O Chega tem o direito de apresentar um candidato à vice-presidência da Assembleia da República. Esse direito está protegido pela Constituição e pela lei. Qualquer partido tem o direito de apoiar ou reprovar essa candidatura. Mas não há certeza da eleição. A opinião de um partido não implica que os deputados a sigam. A eleição é secreta e individual. Se a maioria dos deputados considerar que um certo candidato não serve para o cargo, o seu direito é o de votar contra. Se a maioria dos deputados não aceita um candidato, é lá com eles. E as direcções dos partidos, podem tentar influenciar, mas não impor disciplina numa votação secreta.
Aliás, várias vezes candidatos aos cargos da Assembleia ou a funções em que a Assembleia se faz representar não foram eleitos à primeira volta ou mesmo nunca foram eleitos. O voto secreto e individual, mesmo numa Assembleia dominada pelas direcções partidárias, ainda vale alguma coisa.
Parece por outro lado que o Chega deseja alterar profundamente a Constituição. Os democratas consideram antidemocrático esse desígnio. É uma patetice. Há partidos que votaram contra a Constituição e as suas revisões. Há deputados que chegaram a sugerir que a Constituição fosse substituída por outra. E há centenas de deputados que votaram sete revisões, duas das quais alteraram os equilíbrios políticos do país. Para tudo isto, foi necessário querer alterar a Constituição, sem que daí viesse mal ao mundo, a não ser os eternos comunistas que alertavam contra os “golpes constitucionais”.

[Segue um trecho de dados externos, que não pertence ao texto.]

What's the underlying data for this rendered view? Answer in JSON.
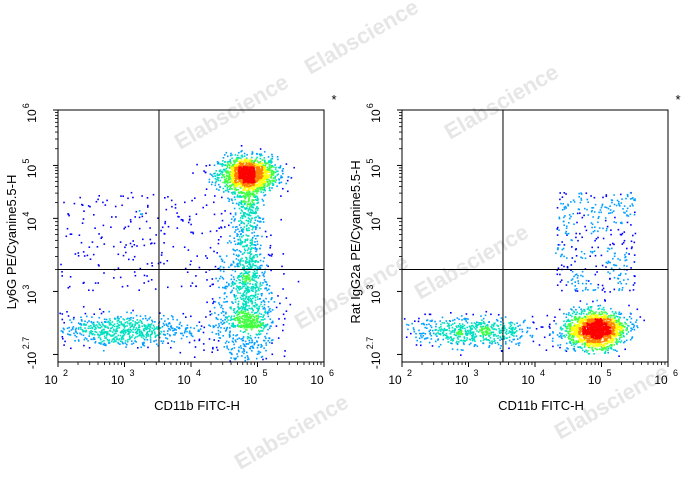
{
  "watermark": "Elabscience",
  "chart_data": [
    {
      "type": "scatter",
      "title": "",
      "xlabel": "CD11b FITC-H",
      "ylabel": "Ly6G PE/Cyanine5.5-H",
      "corner_mark": "*",
      "x_scale": "log",
      "y_scale": "log",
      "xlim": [
        100,
        1000000
      ],
      "ylim": [
        -501,
        1000000
      ],
      "x_ticks": [
        {
          "base": "10",
          "exp": "2"
        },
        {
          "base": "10",
          "exp": "3"
        },
        {
          "base": "10",
          "exp": "4"
        },
        {
          "base": "10",
          "exp": "5"
        },
        {
          "base": "10",
          "exp": "6"
        }
      ],
      "y_ticks": [
        {
          "base": "-10",
          "exp": "2.7"
        },
        {
          "base": "10",
          "exp": "3"
        },
        {
          "base": "10",
          "exp": "4"
        },
        {
          "base": "10",
          "exp": "5"
        },
        {
          "base": "10",
          "exp": "6"
        }
      ],
      "gate": {
        "x": 3300,
        "y": 2000
      },
      "populations": [
        {
          "name": "",
          "cx": 70000,
          "cy": 70000,
          "sdx": 0.22,
          "sdy": 0.16,
          "n": 1400,
          "density": "high"
        },
        {
          "name": "",
          "cx": 900,
          "cy": 80,
          "sdx": 0.55,
          "sdy": 0.1,
          "n": 700,
          "density": "medium"
        },
        {
          "name": "",
          "cx": 60000,
          "cy": 300,
          "sdx": 0.25,
          "sdy": 0.5,
          "n": 700,
          "density": "medium"
        }
      ],
      "grid": false
    },
    {
      "type": "scatter",
      "title": "",
      "xlabel": "CD11b FITC-H",
      "ylabel": "Rat IgG2a PE/Cyanine5.5-H",
      "corner_mark": "*",
      "x_scale": "log",
      "y_scale": "log",
      "xlim": [
        100,
        1000000
      ],
      "ylim": [
        -501,
        1000000
      ],
      "x_ticks": [
        {
          "base": "10",
          "exp": "2"
        },
        {
          "base": "10",
          "exp": "3"
        },
        {
          "base": "10",
          "exp": "4"
        },
        {
          "base": "10",
          "exp": "5"
        },
        {
          "base": "10",
          "exp": "6"
        }
      ],
      "y_ticks": [
        {
          "base": "-10",
          "exp": "2.7"
        },
        {
          "base": "10",
          "exp": "3"
        },
        {
          "base": "10",
          "exp": "4"
        },
        {
          "base": "10",
          "exp": "5"
        },
        {
          "base": "10",
          "exp": "6"
        }
      ],
      "gate": {
        "x": 3300,
        "y": 2000
      },
      "populations": [
        {
          "name": "",
          "cx": 80000,
          "cy": 100,
          "sdx": 0.22,
          "sdy": 0.12,
          "n": 1600,
          "density": "high"
        },
        {
          "name": "",
          "cx": 1200,
          "cy": 70,
          "sdx": 0.5,
          "sdy": 0.09,
          "n": 600,
          "density": "medium"
        }
      ],
      "grid": false
    }
  ],
  "colors": {
    "axis": "#000000",
    "density_scale": [
      "#0000ff",
      "#00a0ff",
      "#00e0c0",
      "#40ff40",
      "#ffff00",
      "#ff8000",
      "#ff0000"
    ]
  }
}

O êxito, aliás muito relativo, do Chega tem de ser entendido no quadro das crises que as democracias atravessam. Estas estão na origem de uma deriva populista, não democrática ou antidemocrática, de esquerda ou de direita. No mundo inteiro, a democracia é contestada pelas aspirações insatisfeitas, pela desigualdade crescente, pela sociedade digital, pelos valores dominantes do efémero e pelo produto mercantil. Os sistemas democráticos não encontram soluções para os problemas que levantam e não estão à altura das forças que desencadeiam. Os sistemas democráticos fizeram explodir as aspirações e os desejos, que depois não conseguem satisfazer. É possível que, um dia, estas insuficiências sejam ultrapassadas. Talvez. Mas, para já, vivemos em crise.

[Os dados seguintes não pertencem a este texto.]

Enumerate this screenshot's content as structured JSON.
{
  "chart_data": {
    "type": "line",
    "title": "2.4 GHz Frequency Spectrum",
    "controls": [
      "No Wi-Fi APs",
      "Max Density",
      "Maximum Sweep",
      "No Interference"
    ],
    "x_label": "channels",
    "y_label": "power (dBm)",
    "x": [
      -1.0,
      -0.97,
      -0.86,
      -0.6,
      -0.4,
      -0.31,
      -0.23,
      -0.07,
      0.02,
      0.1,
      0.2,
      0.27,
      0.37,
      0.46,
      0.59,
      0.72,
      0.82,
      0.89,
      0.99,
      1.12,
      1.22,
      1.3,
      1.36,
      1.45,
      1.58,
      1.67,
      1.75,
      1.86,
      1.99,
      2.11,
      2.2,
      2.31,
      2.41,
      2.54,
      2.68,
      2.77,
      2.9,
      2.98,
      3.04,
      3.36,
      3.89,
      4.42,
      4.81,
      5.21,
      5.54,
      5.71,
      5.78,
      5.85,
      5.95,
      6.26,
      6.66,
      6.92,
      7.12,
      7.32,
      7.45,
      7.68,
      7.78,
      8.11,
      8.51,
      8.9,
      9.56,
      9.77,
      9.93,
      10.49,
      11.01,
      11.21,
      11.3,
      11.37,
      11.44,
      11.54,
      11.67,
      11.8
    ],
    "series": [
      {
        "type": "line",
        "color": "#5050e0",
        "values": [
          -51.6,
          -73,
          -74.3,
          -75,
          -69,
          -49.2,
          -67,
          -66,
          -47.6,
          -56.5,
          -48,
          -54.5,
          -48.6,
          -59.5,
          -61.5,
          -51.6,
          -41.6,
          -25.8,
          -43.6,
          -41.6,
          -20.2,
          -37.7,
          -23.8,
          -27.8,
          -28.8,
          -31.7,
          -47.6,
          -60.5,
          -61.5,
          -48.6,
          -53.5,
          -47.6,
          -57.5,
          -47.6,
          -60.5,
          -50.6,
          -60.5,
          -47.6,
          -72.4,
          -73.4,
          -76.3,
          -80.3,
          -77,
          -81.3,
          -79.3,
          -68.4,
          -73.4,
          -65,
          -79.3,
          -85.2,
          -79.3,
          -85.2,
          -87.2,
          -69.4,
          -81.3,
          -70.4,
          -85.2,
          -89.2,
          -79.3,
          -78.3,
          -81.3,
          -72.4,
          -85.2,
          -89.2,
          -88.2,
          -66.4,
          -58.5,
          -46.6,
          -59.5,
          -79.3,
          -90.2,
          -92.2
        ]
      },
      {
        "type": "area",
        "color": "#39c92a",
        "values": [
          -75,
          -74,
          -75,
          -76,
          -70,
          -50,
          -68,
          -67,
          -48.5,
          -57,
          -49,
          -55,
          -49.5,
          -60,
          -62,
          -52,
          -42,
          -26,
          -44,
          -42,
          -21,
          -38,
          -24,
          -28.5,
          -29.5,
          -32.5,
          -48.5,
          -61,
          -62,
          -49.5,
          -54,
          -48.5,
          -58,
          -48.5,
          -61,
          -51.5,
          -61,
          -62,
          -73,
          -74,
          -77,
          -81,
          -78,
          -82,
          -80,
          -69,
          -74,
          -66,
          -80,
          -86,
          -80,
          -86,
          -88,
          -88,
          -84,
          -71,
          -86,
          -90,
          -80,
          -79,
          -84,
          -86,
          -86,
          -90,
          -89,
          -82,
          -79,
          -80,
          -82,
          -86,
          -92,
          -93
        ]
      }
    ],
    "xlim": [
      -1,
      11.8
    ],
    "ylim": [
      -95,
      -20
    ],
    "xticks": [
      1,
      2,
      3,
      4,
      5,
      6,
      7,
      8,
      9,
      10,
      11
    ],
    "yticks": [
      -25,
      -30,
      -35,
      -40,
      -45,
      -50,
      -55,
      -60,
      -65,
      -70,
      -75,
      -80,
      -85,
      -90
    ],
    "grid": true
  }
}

A democracia parece ter deixado de ser uma aspiração e um objectivo de luta e de vida. Para muitos, a democracia transformou-se num obstáculo, seja à riqueza e à ganância, seja ao poder. Os milionários e os políticos poderosos querem a democracia quando esta lhes dá meios. O novo tribalismo de que tantos falam faz com que as sociedades ocidentais estejam divididas como raramente na história. Nuns casos, países divididos ao meio. Noutros, fragmentados por autênticas guerras civis locais, como dizia Enzensberger.
Os partidos radicais de direita e de esquerda nunca fizeram a democracia. Destroem-na, com certeza, mas não a constroem. Fazem parte da democracia, mas não a consolidam. Antes pelo contrário. Mas a democracia é o regime de todos eles. A democracia é o regime de poucas dezenas de países e não o é de mais de uma centena. Em África e na Ásia e até por vezes na América Latina e na Europa, o regime prevalecente não é a democracia. Em Portugal, também não era. Talvez agora possa começar a ser gradualmente…
Público, 12.2.2022
1 comentário:
A cerca totalitária sempre se diz democrática.
Conhecemo-la bem desde 1975 e a novilíngua do corretês é a sua continuação.
O Chega seguramente agradece vê-la claramente exposta.
Aos votantes do Chega nada mais os conforta do que vê-lo não absorvido por um tal Sistema.